Unsere deutsche Volksschule hat von jeher ihre edelste Aufgabe darin erblickt, den Kindern wenig bemittelter oder armer Eltern bei einer erstklassigen Erziehung die geringsten Opfer aufzuerlegen, getreu dem Grundsätze “Für das Volk ist das Beste grade gut genug”. Und so erklärt es sich, dass wir noch bis vor kurzem mehr als der Hälfte der Schülerzahl Freistellen oder Ermässigungen einräumen mussten, ohne Rücksicht darauf, dass unsere an sich schon so geringen Erziehungskosten. Im letzten Jahre kostete die Erziehung eines Kindes in unserer Schule im Durchschnitt jährlich knapp $ 100,-, nicht einmal zur Hälfte durch Schulgeldeinnahmen gedeckt wurden. Wir sind also nach wie vor darauf angewiesen, den Fehlbetrag durch freiwillige Beiträge, Sammlungen, Schulfeste oder sonstwie aufzubringen. Wer aus diesem Grunde, wie es leider immer noch vorkommt, die Daseinsberechtigung unserer Schule in Zweifel zieht, den verweisen wir auf den im Schulberichte erwähnten Entwicklungsgang derselben. 294 Kinder, davon 91 % mit deutscher Muttersprache und über 1/3 mit Freistellen, haben im letzten Jahre unsere Schule besucht. Diese Ziffern sprechen wohl mehr, als viele Worte. Nichtsdestoweniger halten wir es für unsere Pflicht, immer und immer wieder darauf hinzuweisen, dass vor allen anderen die deutschen Volksschulen Anspruch auf Unterstützung durch die Kolonie erheben müssen, um den an sie gestellten Anforderungen gerecht werden zu können.

Trotz äusserster Sparsamkeit hat der starke Ausfall an Schulgeldern, sowie der geringe pekuniäre Erfolg unseres letzten Schulfestes die vom Vorstand beabsichtigt gewesene Tilgung unserer Schulden vereitelt. Immerhin war es uns möglich, die im letzten Jahresberichte erwähnten Schulden bei der Firma Koerting Hnos. Ltda. ganz abzutragen und diejenige bei der Compañía General de Obras Públicas S. A. von $ 8.500,- auf $ 5.000,- zu reduzieren, immer unter äusserster Einschränkung aller Ausgaben. Die grade für unsere Schuljugend so besonders notwendige Turnhalle schwebt also immer noch in weiter Ferne, denn der Vorstand konnte sich angesichts der trüben Aussichten für die Zukunft nicht zu einer Vergrösserung der schwebenden Schuldenlast entschliessen.

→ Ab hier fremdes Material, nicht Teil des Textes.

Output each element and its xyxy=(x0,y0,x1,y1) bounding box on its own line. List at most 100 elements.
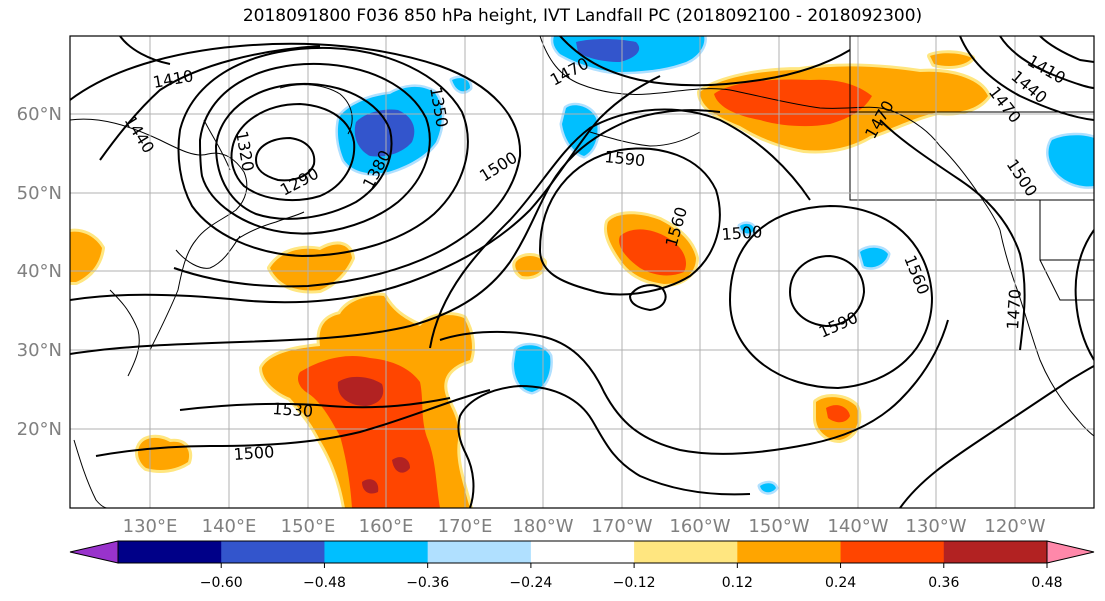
colorbar-segment xyxy=(118,541,222,563)
positive-ivt-peak xyxy=(337,376,384,406)
colorbar-segment xyxy=(840,541,945,563)
contour-label: 1500 xyxy=(233,442,275,464)
colorbar-segment xyxy=(427,541,532,563)
colorbar-frame xyxy=(117,540,1048,564)
colorbar-tick-label: 0.24 xyxy=(825,575,856,591)
colorbar-segment xyxy=(221,541,325,563)
height-contour xyxy=(899,365,1094,508)
colorbar-tick-label: −0.24 xyxy=(509,575,552,591)
political-border xyxy=(1039,259,1094,301)
colorbar-tick-label: −0.48 xyxy=(303,575,346,591)
longitude-label: 170°E xyxy=(438,516,493,537)
height-contour xyxy=(628,284,667,312)
colorbar-upper-extension xyxy=(1046,540,1095,564)
height-contour xyxy=(119,36,171,65)
height-contour xyxy=(439,319,949,455)
longitude-label: 140°E xyxy=(202,516,257,537)
latitude-labels: 60°N 50°N 40°N 30°N 20°N xyxy=(17,104,62,440)
colorbar-tick-label: 0.48 xyxy=(1031,575,1062,591)
height-contour xyxy=(177,46,469,258)
colorbar-tick-label: −0.60 xyxy=(200,575,243,591)
negative-ivt-core xyxy=(576,39,640,62)
height-contour xyxy=(70,109,721,355)
coastline xyxy=(539,36,1001,231)
height-contour xyxy=(728,204,934,390)
map-title: 2018091800 F036 850 hPa height, IVT Land… xyxy=(242,6,923,26)
longitude-label: 130°W xyxy=(905,516,966,537)
longitude-label: 160°E xyxy=(359,516,414,537)
negative-ivt-region xyxy=(449,75,473,94)
positive-ivt-core xyxy=(619,229,687,276)
contour-label: 1590 xyxy=(604,147,646,170)
height-contour xyxy=(254,136,316,182)
coastline-layer xyxy=(70,36,1094,508)
coastline xyxy=(70,118,248,351)
coastline xyxy=(73,439,109,508)
height-contour xyxy=(999,36,1094,89)
colorbar-tick-label: 0.12 xyxy=(722,575,753,591)
colorbar-tick-label: −0.12 xyxy=(613,575,656,591)
height-contour xyxy=(179,397,451,411)
contour-label: 1470 xyxy=(1003,288,1025,330)
height-contour xyxy=(70,42,522,288)
coastline xyxy=(589,131,701,147)
longitude-label: 170°W xyxy=(591,516,652,537)
coastline xyxy=(999,229,1094,437)
longitude-label: 140°W xyxy=(827,516,888,537)
colorbar-segment xyxy=(943,541,1048,563)
contour-label: 1530 xyxy=(272,399,314,421)
height-contour-layer xyxy=(70,36,1094,508)
negative-ivt-core xyxy=(354,109,415,157)
contour-label: 1500 xyxy=(721,222,763,244)
longitude-label: 150°W xyxy=(748,516,809,537)
positive-ivt-peak xyxy=(392,457,410,473)
negative-ivt-region xyxy=(1046,132,1094,189)
longitude-label: 180°W xyxy=(512,516,573,537)
colorbar-segment xyxy=(530,541,635,563)
negative-ivt-region xyxy=(857,245,891,270)
height-contour xyxy=(198,62,431,235)
negative-ivt-region xyxy=(757,480,779,495)
longitude-label: 150°E xyxy=(281,516,336,537)
positive-ivt-region xyxy=(70,228,105,285)
longitude-label: 120°W xyxy=(984,516,1045,537)
height-contour xyxy=(457,384,751,508)
height-contour xyxy=(230,102,356,202)
height-contour xyxy=(1039,36,1094,63)
height-contour xyxy=(429,108,811,349)
colorbar-lower-extension xyxy=(69,540,119,564)
colorbar-tick-label: −0.36 xyxy=(406,575,449,591)
height-contour xyxy=(559,36,851,87)
height-contour xyxy=(99,45,321,161)
longitude-label: 160°W xyxy=(669,516,730,537)
latitude-label: 40°N xyxy=(17,261,62,282)
positive-ivt-core xyxy=(826,405,850,423)
positive-ivt-peak xyxy=(362,479,379,494)
colorbar-tick-label: 0.36 xyxy=(928,575,959,591)
latitude-label: 50°N xyxy=(17,183,62,204)
map-frame xyxy=(69,35,1095,509)
height-contour xyxy=(1074,229,1094,361)
political-border xyxy=(849,112,1094,201)
coastline xyxy=(109,289,140,377)
height-contour xyxy=(879,119,1026,351)
height-contour xyxy=(959,36,1094,121)
height-contour xyxy=(95,389,491,457)
longitude-labels: 130°E 140°E 150°E 160°E 170°E 180°W 170°… xyxy=(123,516,1046,537)
negative-ivt-region xyxy=(511,342,553,395)
coastline xyxy=(235,211,305,241)
height-contour xyxy=(788,254,866,328)
positive-ivt-region xyxy=(512,253,547,280)
height-contour xyxy=(70,75,661,304)
colorbar-segment xyxy=(324,541,429,563)
colorbar-segment xyxy=(634,541,738,563)
latitude-label: 20°N xyxy=(17,419,62,440)
colorbar: −0.60 −0.48 −0.36 −0.24 −0.12 0.12 0.24 0.36 0.4… xyxy=(69,540,1095,591)
colorbar-segment xyxy=(737,541,842,563)
height-contour xyxy=(214,82,393,220)
latitude-label: 60°N xyxy=(17,104,62,125)
height-contour xyxy=(538,147,721,296)
negative-ivt-region xyxy=(737,221,757,236)
positive-ivt-region xyxy=(135,434,192,473)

Dank dem Entgegenkommen des Neuen Deutschen Turnvereins war es unseren Schülern und Schülerinnen dennoch möglich, ausserhalb des gewöhnlichen Turnunterrichtes an einem regelrechten Turnkursus teilzunehmen, der 4 Nachmittage in der Woche auf unserem Schulplatze stattfand, und sei an dieser Stelle besonders den Herren Paul Seeger und A. Zähl gedankt, die sich in so aufopfernder und mustergiltiger Weise der Schuljugend beiderlei Geschlechtes widmeten.

Der deutschen Reichsregierung verdanken wir einen Zuschuss von M. 40.000,-, den wir bei der enormen Markentwertung zum Bezüge von Lehrmitteln aus Deutschland verwenden werden.

Unser Dank gebührt ferner der gesamten deutschen Kolonie, die uns trotz der schweren Zeiten wiederum in so vielfacher Weise unterstützt hat. Er gebührt in erster Linie den deutschen Banken und Geschäftshäusern für ihre Schenkungen, wie auch für Ueberlassung des Raumes ihrer laufenden Anzeigen in der deutschen Zeitung für unsere Schulfestpropaganda und im Besonderen den Firmen Koerting Hnos. Ltda. und Compañía General de Obras Públicas S. A. für ihr ausserordentliches Entgegenkommen bei Abtragung unserer Schulden; den Damen und Herren, die sich in rastloser Arbeit bei unserem Schulfeste betätigt haben unter ihnen vorzugsweise unsere ehemaligen Schülerinnen und Schüler die uns ausserdem noch durch Ueberweisung des Ueberschusses aus ihrem Stiftungsfeste eine ganz besondere Freude machten; den Damen Frau Oelsner und Fräulein Kaltheuner, die seit Jahren in hervorragender Weise zum Erfolg unserer Sammlungen beitragen und nicht zuletzt den beiden deutschen Zeitungen, die uns wie gewohnt ihre Spalten für unsere Veröffentlichungen zur Verfügung stellten.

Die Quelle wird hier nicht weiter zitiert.